Leveson, the megamosque and reporting Islam

by - 5th December 2012

Tonight at 6pm (Wednesday 5 December) Newham Council’s Strategic Development Committee meets to hear why its officers are recommending refusal of outline plans for the Riverine Centre, aka ‘megamosque’. 

In a fairly scary YouTube video, one Sheikh Haitham al-Haddad, yet another pantomime bearded finger-wagger who has set up home among the infidel and who, according to Quilliam Foundation has ‘tens of thousands of followers’ – has called for a protest of up to 15,000 Muslims with their families outside the council offices. 

He’s particularly concerned at losing the possibility of ‘a big symbol of Islam in the centre of London’ and the precedent that might set for ‘other big masjid in London’ – to quote.

However, he expressly calls for this demo to be ‘civilized’ and ‘peaceful’.

In time-honoured fashion, people affected by planning decisions have the right to be seen by their councillors before a meeting. 

(It’s unfortunate that the sheikh has overlooked to consider something so prosaic as the law on footpath management in the dar-ul-harb.  Police have been informed.)

More alarming however has been the reaction of the Daily Star, with whom Lapido has been trying –in vain it appears - to work. 

We are funded to, among other things, help journalists understand religion, and nuance coverage of beliefs, behaviours, social histories. 

Since Britain’s schools teach little about religions and next to nothing of value about Islam beyond the five pillars, we are trying to bridge the gap that’s left.

Unless we do – and we’ve had some successes recently - the tabloids will continue to contribute nothing to existing obfuscation and potential strife.

Unfortunately, Monday’s story was a case in point. 

Having watched the YouTube video, the reporter Dominik Lemanski, the pleasant lapsed-Catholic son of a Polish wartime émigré who at least still possesses religious categories among his cultural baggage, allowed this ridiculous mistake: 

‘Up to 15,000 militant Islamists are set to descend on east London this week to pressure town hall chiefs into allowing a 9,000 capacity mega-mosque.’

Now Muslim families attending a council planning meeting on a wet Wednesday evening may be a crowd of variously motivated banner wavers and burqa-wearers. 

But what they certainly will not be is a bunch of gun-toting fanatics seeking to oust an illegitimate government by force of arms.

That’s the definition of an Islamist militant – and the only definition.

There are genuine enough reasons for concern about this development – not least being the Tablighi Jamaat’s own utter rejection of the wider community - as Lapido’s recent publication Tablighi Jamaat has made plain.

 

They regard the world as an unsavoury, defiling place to leave as quickly as possible (‘a toilet’ to quote one of the more pungent epithets) – and wilfully ignore much of it, including all property law, whether it’s here or in Pakistan.

 

That creates a kind of social vacuum around them which becomes worryingly abhorrent, as the old saying about nature and vacuums goes.

 

But for the press simply to make up the facts is risible were it not so deadly. 

 

As a tabloid-trained reporter myself, I’d like to give Dominic the benefit of the doubt, and assume this was just cock-up, not some plot to rouse an obnoxious and frustrated readership. 

 

I’m probably wrong – even if the constraints of tabloid writing are very great – so this error is hard to forgive. 

 

A section of the Leveson report is relevant therefore: perhaps a cloud no bigger than a man’s hand at this stage, but deeply ominous.

Lord Leveson states in the report that ‘when assessed as a whole, the evidence of discriminatory, sensational or unbalanced reporting in relation to ethnic minorities, immigrants and/or asylum seekers, is concerning.’

Most damning:  ‘There was a tendency for some titles to adopt a sensationalist mode of reporting intended to support a world-view rather than to report a story.’

And he concludes:  ‘[The] failure has, in the main, been limited to a section of the press and may well stem from an undue focus on seeking to reflect the views (even if unsuccessfully) of a particular readership.

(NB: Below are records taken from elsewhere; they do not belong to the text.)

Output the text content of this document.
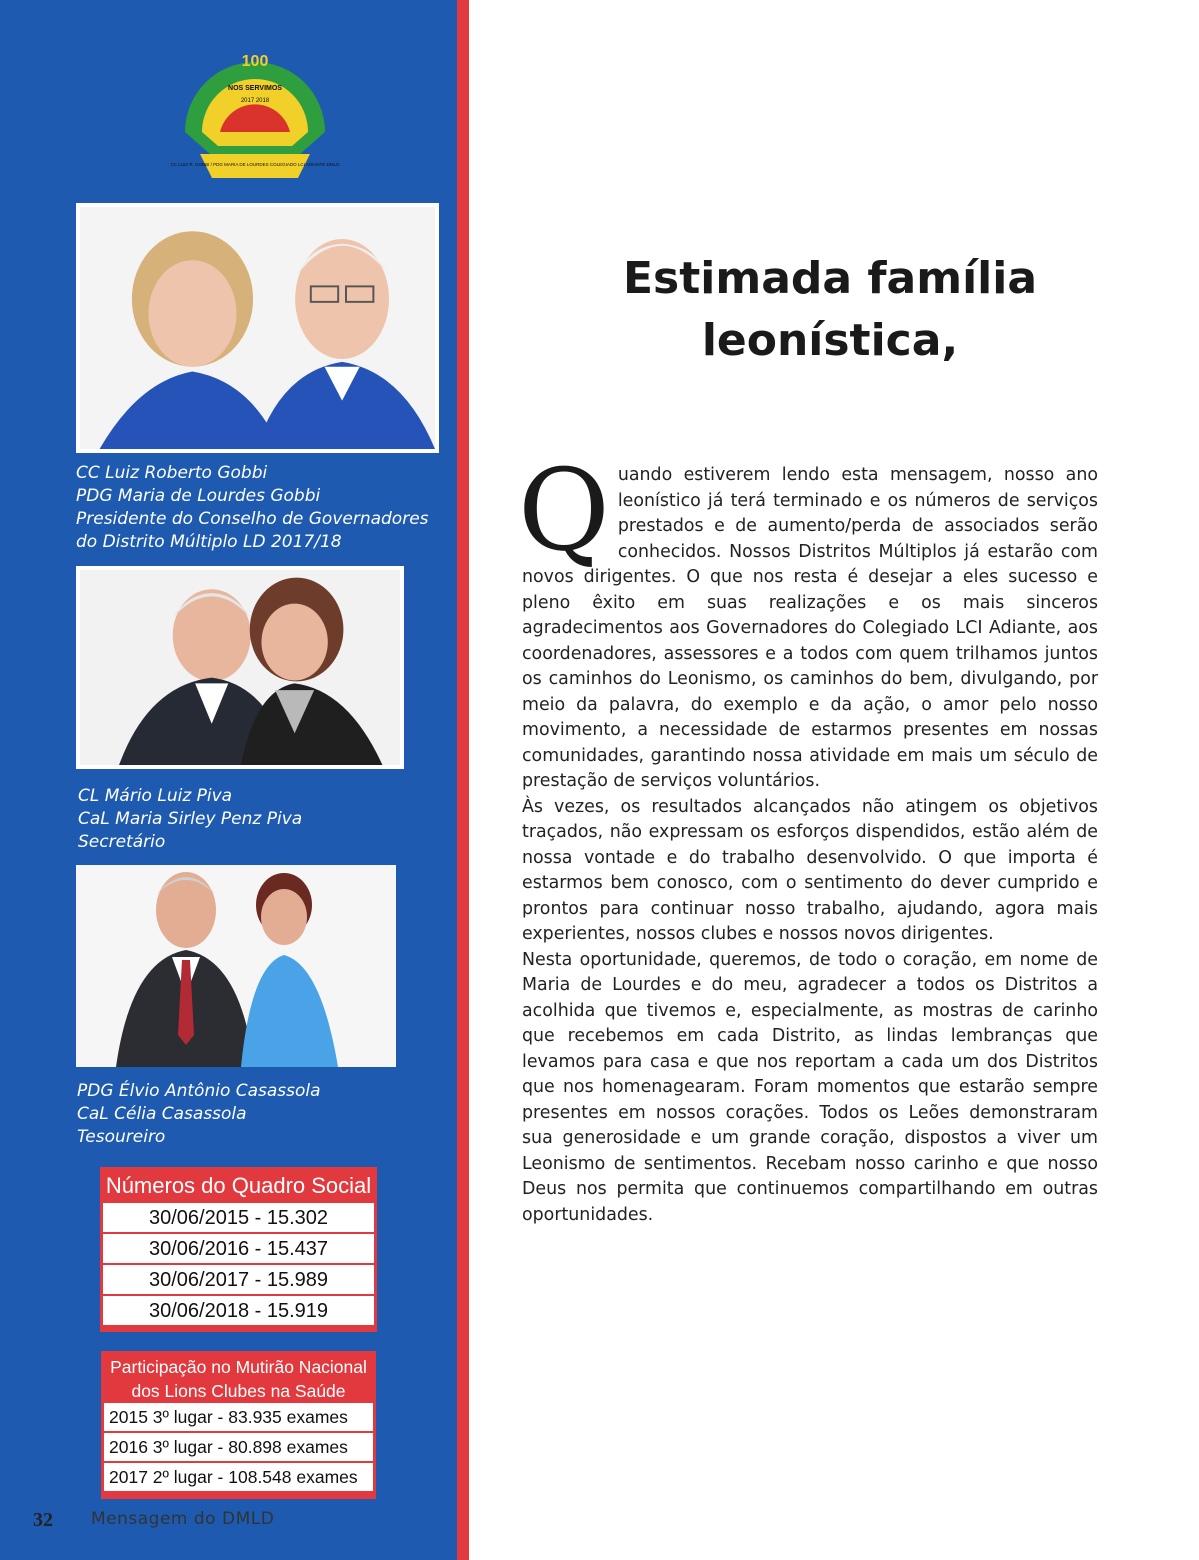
100
NOS SERVIMOS
2017 2018
CC LUIZ R. GOBBI / PDG MARIA DE LOURDES COLEGIADO LCI ADIANTE DMLD
CC Luiz Roberto Gobbi
PDG Maria de Lourdes Gobbi
Presidente do Conselho de Governadores
do Distrito Múltiplo LD 2017/18
CL Mário Luiz Piva
CaL Maria Sirley Penz Piva
Secretário
PDG Élvio Antônio Casassola
CaL Célia Casassola
Tesoureiro
Números do Quadro Social
30/06/2015 - 15.302
30/06/2016 - 15.437
30/06/2017 - 15.989
30/06/2018 - 15.919
Participação no Mutirão Nacional
dos Lions Clubes na Saúde
2015 3º lugar - 83.935 exames
2016 3º lugar - 80.898 exames
2017 2º lugar - 108.548 exames
32 Mensagem do DMLD
Estimada família
leonística,

Quando estiverem lendo esta mensagem, nosso ano leonístico já terá terminado e os números de serviços prestados e de aumento/perda de associados serão conhecidos. Nossos Distritos Múltiplos já estarão com novos dirigentes. O que nos resta é desejar a eles sucesso e pleno êxito em suas realizações e os mais sinceros agradecimentos aos Governadores do Colegiado LCI Adiante, aos coordenadores, assessores e a todos com quem trilhamos juntos os caminhos do Leonismo, os caminhos do bem, divulgando, por meio da palavra, do exemplo e da ação, o amor pelo nosso movimento, a necessidade de estarmos presentes em nossas comunidades, garantindo nossa atividade em mais um século de prestação de serviços voluntários.

Às vezes, os resultados alcançados não atingem os objetivos traçados, não expressam os esforços dispendidos, estão além de nossa vontade e do trabalho desenvolvido. O que importa é estarmos bem conosco, com o sentimento do dever cumprido e prontos para continuar nosso trabalho, ajudando, agora mais experientes, nossos clubes e nossos novos dirigentes.

Nesta oportunidade, queremos, de todo o coração, em nome de Maria de Lourdes e do meu, agradecer a todos os Distritos a acolhida que tivemos e, especialmente, as mostras de carinho que recebemos em cada Distrito, as lindas lembranças que levamos para casa e que nos reportam a cada um dos Distritos que nos homenagearam. Foram momentos que estarão sempre presentes em nossos corações. Todos os Leões demonstraram sua generosidade e um grande coração, dispostos a viver um Leonismo de sentimentos. Recebam nosso carinho e que nosso Deus nos permita que continuemos compartilhando em outras oportunidades.
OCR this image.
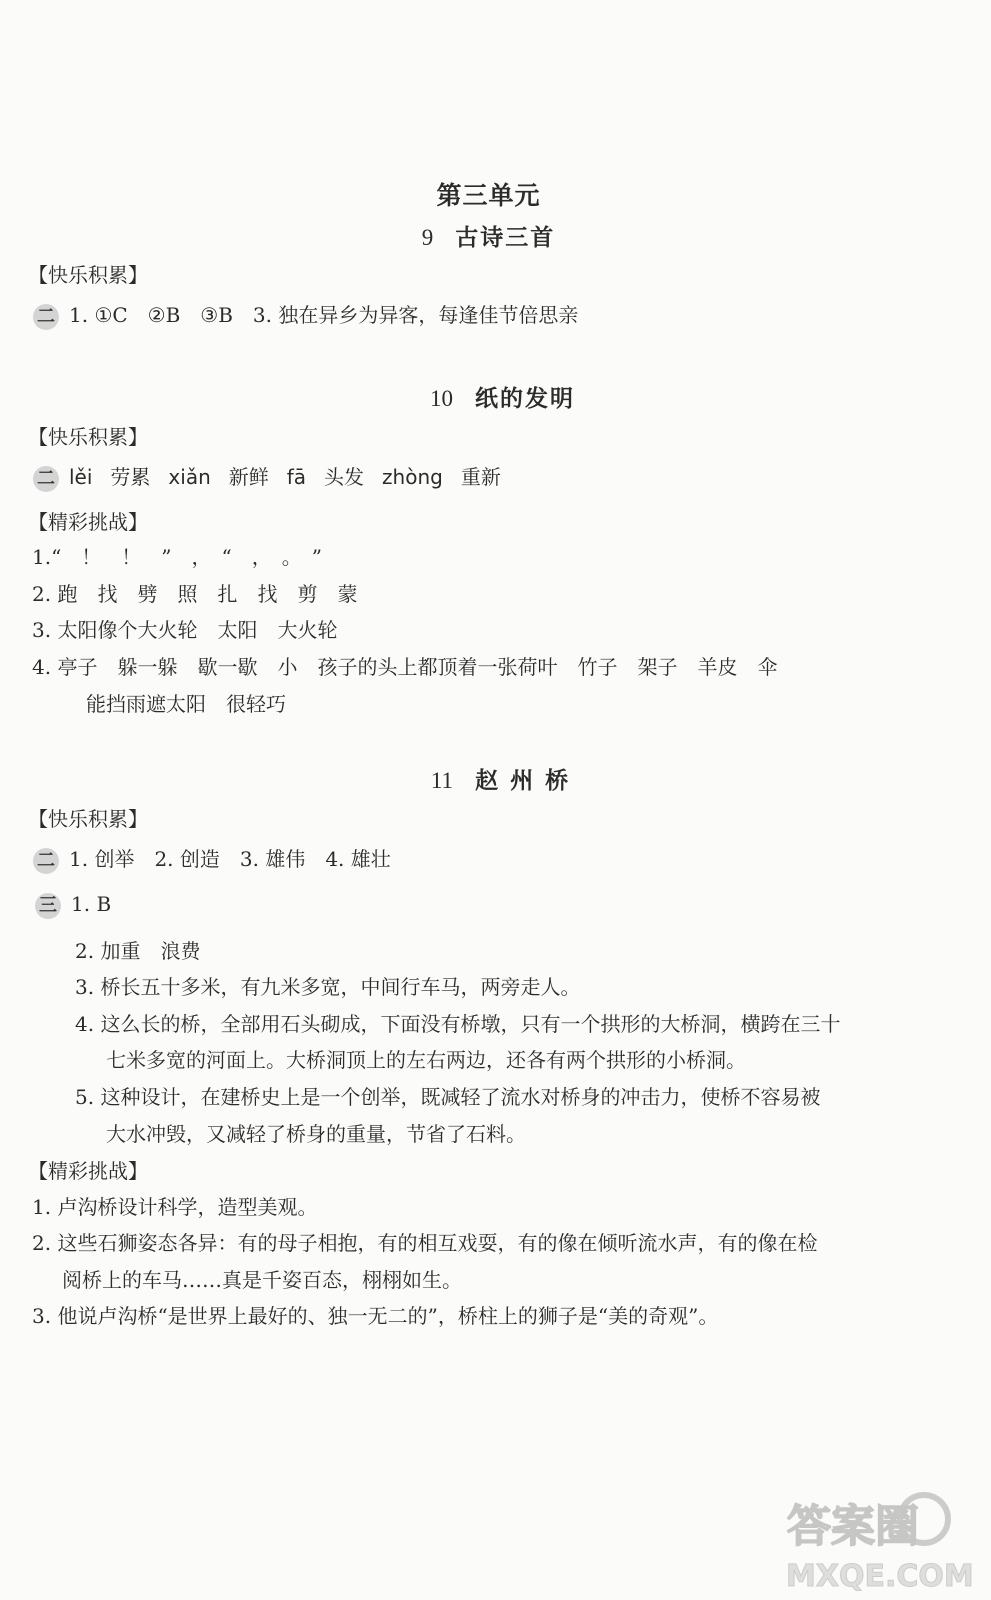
第三单元
9 古诗三首
【快乐积累】
二 1. ①C　②B　③B　3. 独在异乡为异客，每逢佳节倍思亲
10 纸的发明
【快乐积累】
二 lěi 劳累 xiǎn 新鲜 fā 头发 zhòng 重新
【精彩挑战】
1.“　！　！　”　，　“　，　。　”
2. 跑　找　劈　照　扎　找　剪　蒙
3. 太阳像个大火轮　太阳　大火轮
4. 亭子　躲一躲　歇一歇　小　孩子的头上都顶着一张荷叶　竹子　架子　羊皮　伞
能挡雨遮太阳　很轻巧
11 赵 州 桥
【快乐积累】
二 1. 创举　2. 创造　3. 雄伟　4. 雄壮
三 1. B
2. 加重　浪费
3. 桥长五十多米，有九米多宽，中间行车马，两旁走人。
4. 这么长的桥，全部用石头砌成，下面没有桥墩，只有一个拱形的大桥洞，横跨在三十
七米多宽的河面上。大桥洞顶上的左右两边，还各有两个拱形的小桥洞。
5. 这种设计，在建桥史上是一个创举，既减轻了流水对桥身的冲击力，使桥不容易被
大水冲毁，又减轻了桥身的重量，节省了石料。
【精彩挑战】
1. 卢沟桥设计科学，造型美观。
2. 这些石狮姿态各异：有的母子相抱，有的相互戏耍，有的像在倾听流水声，有的像在检
阅桥上的车马……真是千姿百态，栩栩如生。
3. 他说卢沟桥“是世界上最好的、独一无二的”，桥柱上的狮子是“美的奇观”。
答案圈
MXQE.COM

A new regulator will need to address these issues as a matter of priority, the first steps being to amend practice and the Code to permit third party complaints.’

 

Imagine the religiously illiterate quagmires up ahead as Sheikh Haddad and his salafi henchmen tangle with the tabloids – and their lawyers - under some putative new statutory ‘licence to complain’.

 

The only way out is the best way: earn some respect by sticking to the facts – before it’s too late to report them.